- Texte visé : Texte de la commission sur la proposition de loi de M. Benoît Biteau et plusieurs de ses collègues visant à réduire les risques sanitaires liés aux contaminations au cadmium dans l’alimentation (2678)., n° 2839-A0
- Stade de lecture : 1ère lecture (1ère assemblée saisie)
- Examiné par : Assemblée nationale (séance publique)
Après l’alinéa 3, insérer les deux alinéas suivants :
« Les engrais inorganiques ou organo‑minéraux phosphatés visés au présent article, légalement mis sur le marché avant le 1er janvier 2027 et dépassant le seuil de cadmium fixé en application du premier alinéa, peuvent être commercialisés et utilisés jusqu’au 31 décembre 2029, dans des conditions fixées par décret, prévoyant notamment des obligations d’information des acheteurs et utilisateurs.

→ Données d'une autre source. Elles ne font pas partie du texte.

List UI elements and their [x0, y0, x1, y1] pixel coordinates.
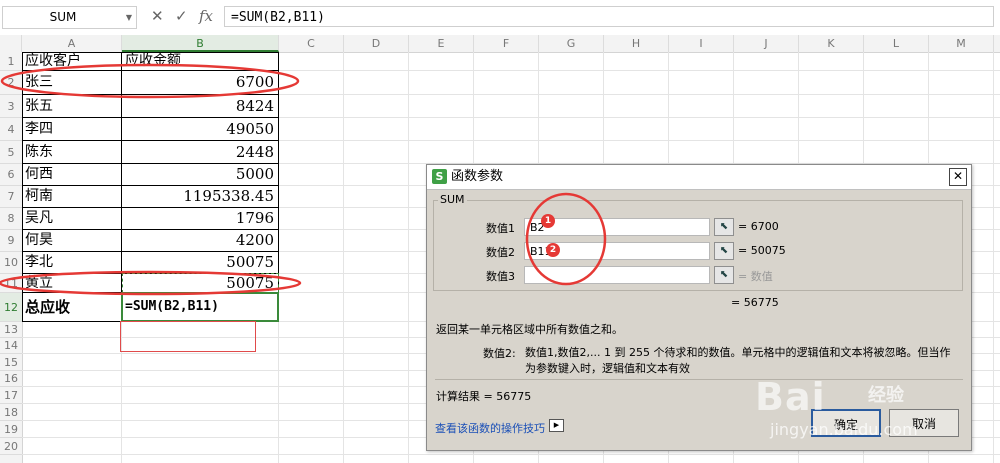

« À l’issue de cette période transitoire, la détention, la mise à disposition sur le marché et l’utilisation de ces produits sont interdites. »
Le présent amendement vise à prévoir un régime transitoire applicable aux engrais inorganiques ou organo-minéraux phosphatés contenant une teneur en cadmium supérieure au seuil fixé par le présent article, lorsqu’ils ont été légalement mis sur le marché avant l’entrée en vigueur de l’interdiction.
En l’absence de dispositions spécifiques relatives aux stocks existants et aux contrats en cours d’exécution, l’entrée en vigueur immédiate de l’interdiction serait susceptible d’entraîner des difficultés économiques et juridiques importantes pour les fabricants, importateurs, distributeurs et utilisateurs concernés. Une telle situation pourrait notamment provoquer des ruptures brutales de relations commerciales, des pertes financières significatives liées à l’impossibilité d’écouler les stocks constitués de bonne foi, ainsi qu’un risque contentieux accru.
Le dispositif proposé permet ainsi d’organiser une transition progressive et juridiquement sécurisée vers les nouvelles exigences sanitaires et environnementales poursuivies par le législateur. Il s’inscrit dans une logique de proportionnalité et de sécurité juridique, conformément aux principes généraux du droit et aux exigences du droit de l’Union européenne.
La jurisprudence administrative et européenne relative aux produits réglementés, notamment dans le domaine des produits phytopharmaceutiques et des importations parallèles, a en effet souligné la nécessité de prévoir des mécanismes adaptés permettant aux opérateurs économiques de se conformer progressivement aux nouvelles normes applicables. À défaut, la responsabilité de l’État peut être recherchée en raison d’une atteinte disproportionnée aux intérêts économiques des opérateurs ou d’une méconnaissance des exigences découlant du droit de l’Union.
Le présent amendement prévoit en conséquence une période transitoire permettant soit la commercialisation et l’utilisation des produits déjà mis sur le marché avant le 1er janvier 2027 jusqu’au 31 décembre 2029, dans des conditions encadrées par décret. Des obligations d’information des acheteurs et utilisateurs pourront en particulier être prévues afin de garantir la transparence du dispositif et la bonne information des acteurs concernés.
À l’issue de cette période transitoire, la détention, la mise à disposition sur le marché et l’utilisation des produits dépassant le seuil réglementaire de cadmium demeureront interdites.
Ce dispositif concilie ainsi l’objectif de protection de la santé publique et de l’environnement avec les exigences de sécurité juridique et de prévisibilité nécessaires à une mise en conformité ordonnée du marché.